Tony, Shelly and the Magic Light (Czech: Tonda, Slávka a kouzelné světlo; Hungarian: Tomi, Polli és a Varázsfény; Tonko, Slávka a kúzelné svetlo) is a 2023 animated adventure fantasy film directed by Czech director Filip Pošivač. It has won Contrechamps category award at Annecy International Animation Film Festival.

== Plot ==
11-year-old Tony has a unique ability - he is glowing since birth. His parents try to keep him at home to protect him from the outside world but one day he meets Shelly, a mysterious girl who moves into one of the neighboring apartments before the Christmas holidays. Tony finds his first real friend in her and someone to whom he can can reveal fantasy world in inside his pillow bunker. Shelly in turn, shows Tony a miraculous flashlight with which she can create amazing images and magical worlds from ordinary things that only they can see. Together they set for the search of the origin of mysterious wisps of darkness that drain the sunlight from their house.

==Voice actors==

| Character | Czech voice | Slovak voice | Hungarian voice |
|---|---|---|---|
| Tony | Michael Polák | Radoslav Kotleba | Martin Gyetvai |
| Shelly | Antonie Talacková Barešová | Karolína Kubánková | Mili Pesztericz |
| Mrs. Šímová, Tony's mother | Ivana Uhlířová | Petra Polnišová | Eszter Ónodi |
| Mr. Šíma, Tony's father | Matěj Hádek | Juraj Kemka | Gergely Kocsis |
| Silvia Silvestrová, Shelly's mother | Jana Plodková | Soňa Norisová | Judit Schell |
| Housekeeper | Pavel Nový | Peter Bebjak | Tamás Fodor |
| Genius Loci | Jaroslav Plesl | Peter Krajčovič | Erik Major |
| Mrs. Bečková | Sabina Remundová | Oľga Belešová |  |
| Mrs. Haslerková | Eva Holubová | Zuzana Kronerová | Eszter Csákányi |
| Ernestyna | Linda Křišťálová | Grétka Luprichová | Hegedűs Johanna |

==Production and release==
It is inspired by Pošivač's animated short film Shining Tony. Film's woking title was Tony, Shelly and Genius. The film was produced by Czech company nuprodukce and Slovak company nutprodukcia. It was coproduced by Czech Television, Radio and Television of Slovakia, Kouzelná animace and Hungarian company Filmfabriq. The film was supported by Czech film fund.

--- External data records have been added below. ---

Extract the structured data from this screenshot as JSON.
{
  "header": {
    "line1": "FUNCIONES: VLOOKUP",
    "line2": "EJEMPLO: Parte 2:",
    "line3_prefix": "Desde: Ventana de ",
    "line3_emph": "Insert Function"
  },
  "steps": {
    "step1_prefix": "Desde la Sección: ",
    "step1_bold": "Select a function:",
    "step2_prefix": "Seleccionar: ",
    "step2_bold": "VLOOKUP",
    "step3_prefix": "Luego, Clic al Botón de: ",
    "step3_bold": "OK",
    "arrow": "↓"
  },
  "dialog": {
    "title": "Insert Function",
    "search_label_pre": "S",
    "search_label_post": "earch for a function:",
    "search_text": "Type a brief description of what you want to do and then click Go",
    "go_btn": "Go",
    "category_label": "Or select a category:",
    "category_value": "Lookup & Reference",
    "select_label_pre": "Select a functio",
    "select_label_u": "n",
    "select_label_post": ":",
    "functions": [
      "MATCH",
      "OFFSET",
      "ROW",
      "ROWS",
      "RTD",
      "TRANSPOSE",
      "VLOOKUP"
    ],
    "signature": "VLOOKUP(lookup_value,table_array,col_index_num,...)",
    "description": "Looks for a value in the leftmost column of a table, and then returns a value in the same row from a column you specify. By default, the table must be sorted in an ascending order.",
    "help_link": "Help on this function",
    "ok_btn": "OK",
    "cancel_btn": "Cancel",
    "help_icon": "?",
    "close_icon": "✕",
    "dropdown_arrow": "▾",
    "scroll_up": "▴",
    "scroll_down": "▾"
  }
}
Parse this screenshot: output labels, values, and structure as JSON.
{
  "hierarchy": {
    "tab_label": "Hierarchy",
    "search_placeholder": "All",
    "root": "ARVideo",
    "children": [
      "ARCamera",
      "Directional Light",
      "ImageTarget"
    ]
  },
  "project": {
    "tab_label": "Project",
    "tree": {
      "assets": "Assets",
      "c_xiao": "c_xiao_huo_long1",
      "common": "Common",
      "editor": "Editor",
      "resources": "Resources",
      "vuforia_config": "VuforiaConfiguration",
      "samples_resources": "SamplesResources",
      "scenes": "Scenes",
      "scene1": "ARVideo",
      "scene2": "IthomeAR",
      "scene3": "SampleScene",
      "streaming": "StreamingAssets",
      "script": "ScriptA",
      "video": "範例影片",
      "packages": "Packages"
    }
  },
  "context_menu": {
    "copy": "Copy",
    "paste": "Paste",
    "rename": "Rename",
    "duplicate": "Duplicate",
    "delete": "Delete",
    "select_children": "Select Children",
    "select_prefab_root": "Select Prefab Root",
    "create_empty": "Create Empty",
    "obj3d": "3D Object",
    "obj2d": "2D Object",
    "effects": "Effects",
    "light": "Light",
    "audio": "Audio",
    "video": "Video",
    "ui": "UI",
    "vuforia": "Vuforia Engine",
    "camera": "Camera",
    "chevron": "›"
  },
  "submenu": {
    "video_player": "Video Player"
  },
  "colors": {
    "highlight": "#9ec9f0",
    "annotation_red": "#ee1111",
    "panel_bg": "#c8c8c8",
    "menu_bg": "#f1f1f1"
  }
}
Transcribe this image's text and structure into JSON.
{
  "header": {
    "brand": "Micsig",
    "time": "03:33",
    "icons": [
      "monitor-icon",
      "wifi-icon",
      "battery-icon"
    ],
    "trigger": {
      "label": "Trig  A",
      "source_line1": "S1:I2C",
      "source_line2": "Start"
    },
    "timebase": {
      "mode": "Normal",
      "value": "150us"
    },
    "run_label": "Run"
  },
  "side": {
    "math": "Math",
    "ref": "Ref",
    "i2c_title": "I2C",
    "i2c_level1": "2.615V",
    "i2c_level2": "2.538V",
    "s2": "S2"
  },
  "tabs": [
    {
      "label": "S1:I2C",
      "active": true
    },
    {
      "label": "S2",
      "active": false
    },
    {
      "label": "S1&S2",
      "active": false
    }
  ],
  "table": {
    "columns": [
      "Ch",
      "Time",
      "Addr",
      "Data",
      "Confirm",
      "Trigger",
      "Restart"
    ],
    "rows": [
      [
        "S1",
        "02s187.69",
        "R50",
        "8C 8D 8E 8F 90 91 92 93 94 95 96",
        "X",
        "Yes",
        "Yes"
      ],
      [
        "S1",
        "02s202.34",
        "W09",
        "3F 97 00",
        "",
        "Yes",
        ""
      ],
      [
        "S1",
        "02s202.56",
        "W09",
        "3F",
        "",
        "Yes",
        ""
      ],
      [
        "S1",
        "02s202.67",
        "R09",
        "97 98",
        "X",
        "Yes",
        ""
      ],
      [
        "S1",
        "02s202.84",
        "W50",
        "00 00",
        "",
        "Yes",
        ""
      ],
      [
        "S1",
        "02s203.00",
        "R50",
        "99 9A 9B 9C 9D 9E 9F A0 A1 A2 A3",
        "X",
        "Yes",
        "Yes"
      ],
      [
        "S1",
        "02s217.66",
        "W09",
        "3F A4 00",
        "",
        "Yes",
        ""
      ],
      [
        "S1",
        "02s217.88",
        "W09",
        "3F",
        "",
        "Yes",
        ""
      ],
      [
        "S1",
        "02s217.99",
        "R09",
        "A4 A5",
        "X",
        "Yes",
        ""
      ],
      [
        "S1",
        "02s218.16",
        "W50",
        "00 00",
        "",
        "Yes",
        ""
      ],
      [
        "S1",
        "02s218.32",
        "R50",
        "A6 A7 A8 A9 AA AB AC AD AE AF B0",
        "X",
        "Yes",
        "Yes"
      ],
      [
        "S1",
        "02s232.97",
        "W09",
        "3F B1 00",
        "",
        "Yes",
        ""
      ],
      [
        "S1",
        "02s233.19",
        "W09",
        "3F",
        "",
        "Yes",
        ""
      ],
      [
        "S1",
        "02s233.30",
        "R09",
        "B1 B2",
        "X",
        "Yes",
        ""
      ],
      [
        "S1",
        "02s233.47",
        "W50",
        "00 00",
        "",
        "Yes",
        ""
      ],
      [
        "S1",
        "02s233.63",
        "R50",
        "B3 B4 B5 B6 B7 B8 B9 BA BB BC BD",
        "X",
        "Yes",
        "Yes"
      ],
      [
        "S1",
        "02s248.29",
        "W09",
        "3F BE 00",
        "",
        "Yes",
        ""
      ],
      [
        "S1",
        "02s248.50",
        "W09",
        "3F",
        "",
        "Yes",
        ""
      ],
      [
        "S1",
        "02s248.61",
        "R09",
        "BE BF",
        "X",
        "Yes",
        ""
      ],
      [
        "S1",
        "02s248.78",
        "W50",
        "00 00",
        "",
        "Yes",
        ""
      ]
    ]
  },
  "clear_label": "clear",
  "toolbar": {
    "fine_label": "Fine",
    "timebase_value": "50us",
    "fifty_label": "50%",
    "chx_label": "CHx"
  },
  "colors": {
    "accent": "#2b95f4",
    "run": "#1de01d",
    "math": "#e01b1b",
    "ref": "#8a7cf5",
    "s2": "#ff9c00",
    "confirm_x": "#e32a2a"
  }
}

The film premiered at 2023 Zlín Film Festival. Exposition showing production of the film was part of the festival. The first trailer was released on 10 August 2023. It is set to enter Czech theatres on 2 November 2023. Slovak premiere is set for 7 December 2023. On 20 September 2023 the final trailer was released.

==Reception==
In 2018 it has won the Eurimages Co-production Development Award at Cinekid and received €20,000. Jury praised "high artistic quality based on traditional European values combined with a modern cinematographic language." The film has won the jury prize in the Contrechamps category award at Annecy International Animation Film Festival.